Non è natale senza una delle più famose opere di Dickens, A Christmas Carol, con il signor Scrooge e i suoi fantasmi.

Londra 1843, miseria e analfabetismo invadevano le strade, la favola divenne presto una delle raccolte più famose di Natale. Con la sua critica alla società Dickens ci vuole dimostrare il valore dei rapporti umani, della generosità, della ricchezza (che non è quella legata al portafogli) tramite una favola piena di speranza in pieno stile natalizio. 260px-charles_dickens-a_christmas_carol-title_page-first_edition_1843La favola è ambientata in un piccolo paesino inglese non specificato, alla vigilia di Natale. Il signor Scrooge, vecchio avaro ed egoista, non si accorge di ciò che lo circonda, dopo la morte del suo socio Marley pensa solo ai suoi affari e al suo denaro; finché la notte della vigilia Marley ritorna e gli dice che nella notte  tre spettri verranno a fargli visita: lo spirito del Natale passato, che lo porterà a fare un viaggio a ritroso nel tempo a rivisitare la propria infanzia dimenticata; lo spirito del Natale presente, che condurrà Scrooge a vedere come le persone trascorrano il Natale in pace e serenità, senza aver bisogno del denaro; infine lo spirito del Natale futuro, che è forse la visita più significativa, in quanto la personificazione della morte lo guiderà con mano pallida e senza proferire parola nel suo futuro desolato.

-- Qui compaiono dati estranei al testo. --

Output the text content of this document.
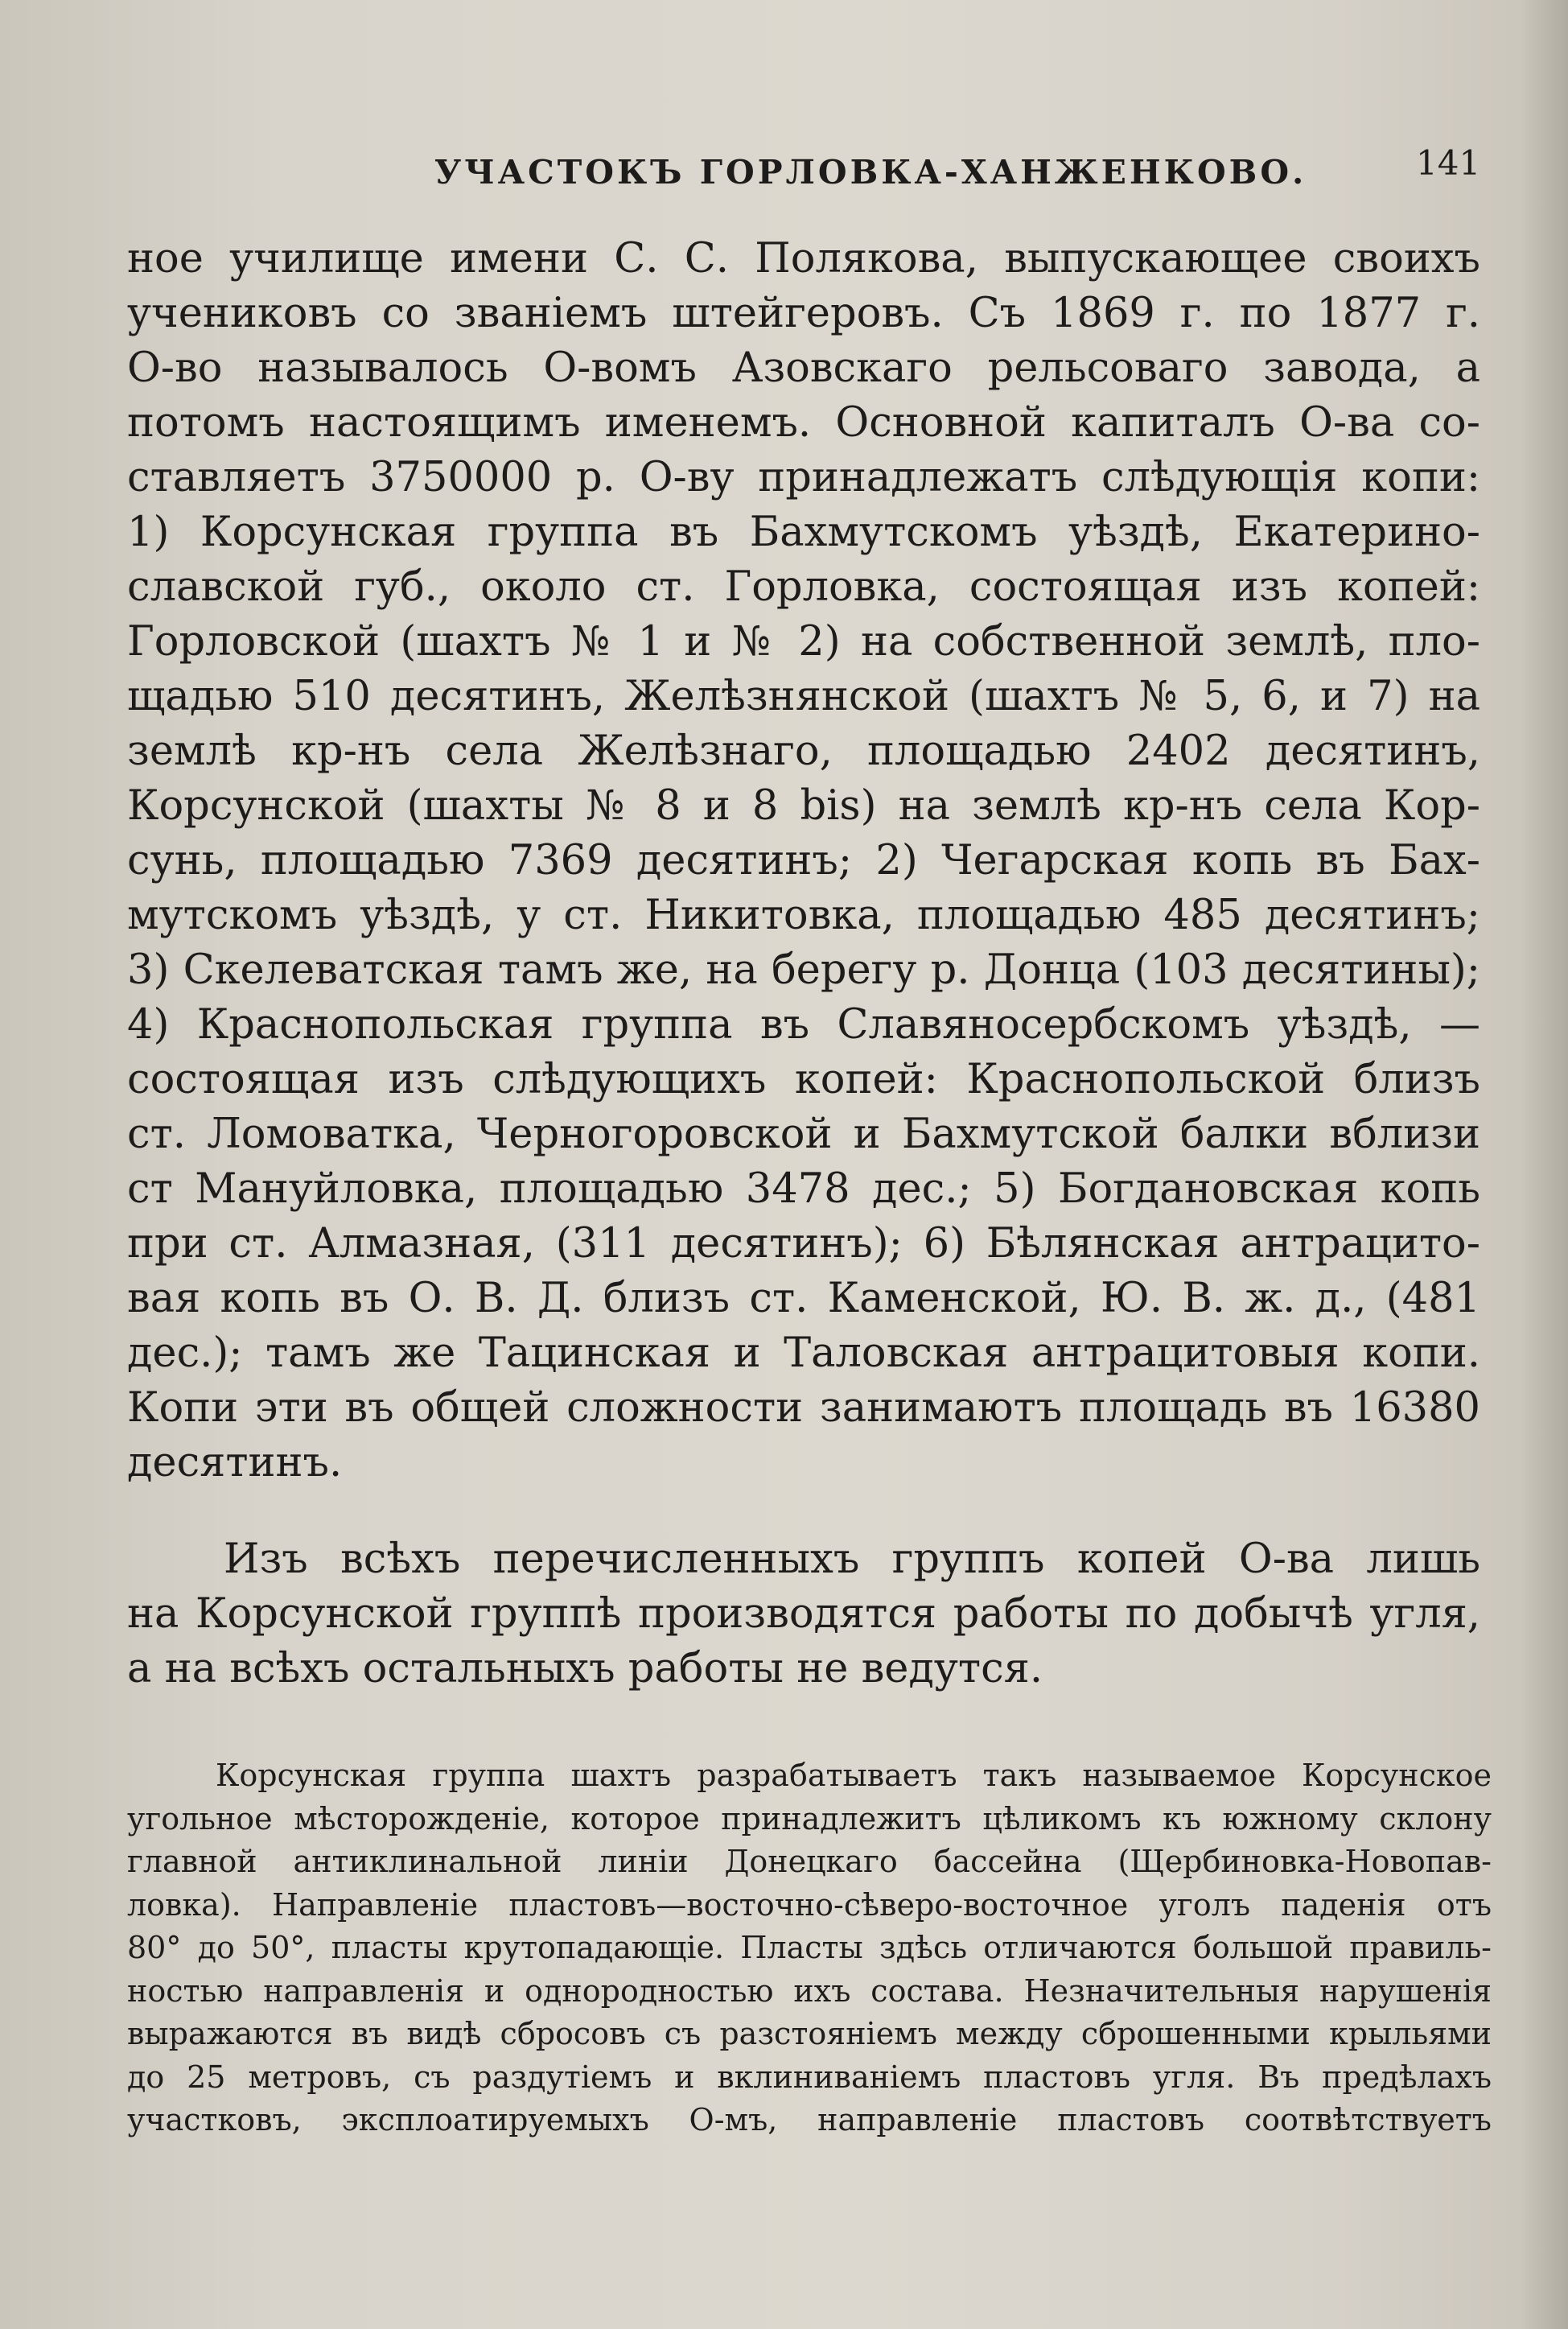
УЧАСТОКЪ ГОРЛОВКА-ХАНЖЕНКОВО.	141
ное училище имени С. С. Полякова, выпускающее своихъ
учениковъ со званіемъ штейгеровъ. Съ 1869 г. по 1877 г.
О-во называлось О-вомъ Азовскаго рельсоваго завода, а
потомъ настоящимъ именемъ. Основной капиталъ О-ва со-
ставляетъ 3750000 р. О-ву принадлежатъ слѣдующія копи:
1) Корсунская группа въ Бахмутскомъ уѣздѣ, Екатерино-
славской губ., около ст. Горловка, состоящая изъ копей:
Горловской (шахтъ № 1 и № 2) на собственной землѣ, пло-
щадью 510 десятинъ, Желѣзнянской (шахтъ № 5, 6, и 7) на
землѣ кр-нъ села Желѣзнаго, площадью 2402 десятинъ,
Корсунской (шахты № 8 и 8 bis) на землѣ кр-нъ села Кор-
сунь, площадью 7369 десятинъ; 2) Чегарская копь въ Бах-
мутскомъ уѣздѣ, у ст. Никитовка, площадью 485 десятинъ;
3) Скелеватская тамъ же, на берегу р. Донца (103 десятины);
4) Краснопольская группа въ Славяносербскомъ уѣздѣ, —
состоящая изъ слѣдующихъ копей: Краснопольской близъ
ст. Ломоватка, Черногоровской и Бахмутской балки вблизи
ст Мануйловка, площадью 3478 дес.; 5) Богдановская копь
при ст. Алмазная, (311 десятинъ); 6) Бѣлянская антрацито-
вая копь въ О. В. Д. близъ ст. Каменской, Ю. В. ж. д., (481
дес.); тамъ же Тацинская и Таловская антрацитовыя копи.
Копи эти въ общей сложности занимаютъ площадь въ 16380
десятинъ.
Изъ всѣхъ перечисленныхъ группъ копей О-ва лишь
на Корсунской группѣ производятся работы по добычѣ угля,
а на всѣхъ остальныхъ работы не ведутся.
Корсунская группа шахтъ разрабатываетъ такъ называемое Корсунское
угольное мѣсторожденіе, которое принадлежитъ цѣликомъ къ южному склону
главной антиклинальной линіи Донецкаго бассейна (Щербиновка-Новопав-
ловка). Направленіе пластовъ—восточно-сѣверо-восточное уголъ паденія отъ
80° до 50°, пласты крутопадающіе. Пласты здѣсь отличаются большой правиль-
ностью направленія и однородностью ихъ состава. Незначительныя нарушенія
выражаются въ видѣ сбросовъ съ разстояніемъ между сброшенными крыльями
до 25 метровъ, съ раздутіемъ и вклиниваніемъ пластовъ угля. Въ предѣлахъ
участковъ, эксплоатируемыхъ О-мъ, направленіе пластовъ соотвѣтствуетъ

Alla fine della favola Scrooge subirà un cambiamento radicale.  La conversione ne farà uno dei più grandi personaggi letterari di tutti i tempi.

Dall’opera sono stati tratti vari adattamenti cinematografici: da zio Paperone a  Mr. Potter de La vita è meravigliosa, ispirati al personaggio di Scrooge; all’adattamento disney del 2009 con Jim Carrey, agli adattamenti moderni come La rivolta delle ex (in cui c’è Matthew Mcconaughey che interpreta uno scapolo impenitente al posto del vecchio avaro) e Cupido a Natale (un’attrice che dopo essere morta, strozzata da un’oliva, ritorna per  far cambiare vita alla sua agente pubblicitaria, la quale sarebbe morta da sola se avesse continuato la sua vita da superficiale), oltre a Anche i cani vanno in paradiso (film  di animazione del 1989), Topolino e il canto di Natale e molti altri ancora.